The effect is that metals such as (OH) ₂ can also be removed. Therefore, the method of the present invention can be used to treat organic wastewater, especially wastewater containing persistent COD, and is therefore effective in rubber landfill wastewater treatment, which also requires hardness treatment and nitrogen removal.

[Brief explanation of drawings]

FIG. 1 is a process diagram of the method of the present invention, FIG. 2 is a diagram showing the relationship between aeration time and residual H ₂ O ₂ amount, and FIG. 3 is a process diagram of the conventional wastewater treatment method.

Claims (1)

[Scope of Claims] 1. Add acid, hydrogen peroxide and ferrous sulfate to COD-containing wastewater and stir to bring the pH to 3.5 or less. After the Fuenton treatment, add alkali to bring the pH to 10 or more.
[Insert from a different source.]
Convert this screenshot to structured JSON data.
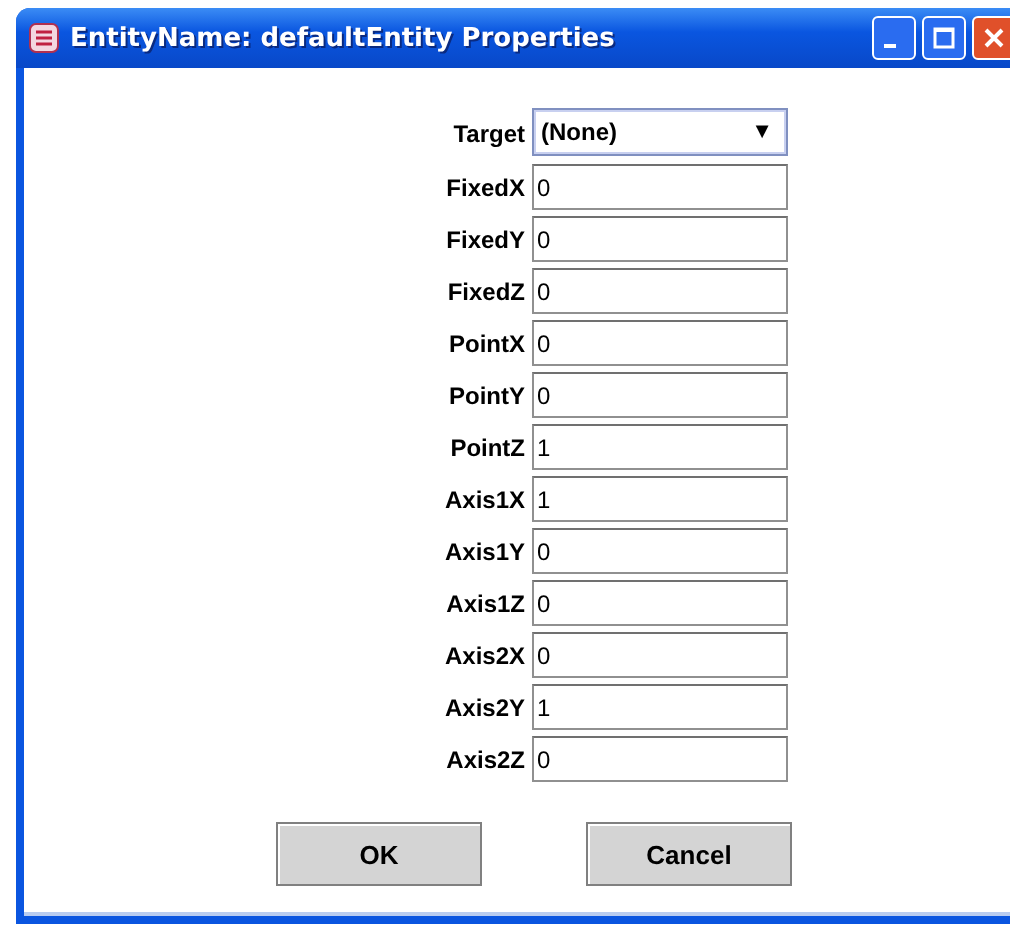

A method for treating COD-containing wastewater, which is characterized by transferring adjusted water to an aeration tank, aerating it, and then separating it into sludge and supernatant water by sedimentation. 2. The method for treating COD-containing wastewater according to claim 1, wherein the aeration amount is 0.3 to 1.5 m ³ /Hr, the aeration time is 1 to 2 hours in a m ³ aeration tank. 3. According to claim 1 or 2, the pH of wastewater after Fuenton treatment is 10.5 to 12.
Treatment method for COD-containing wastewater.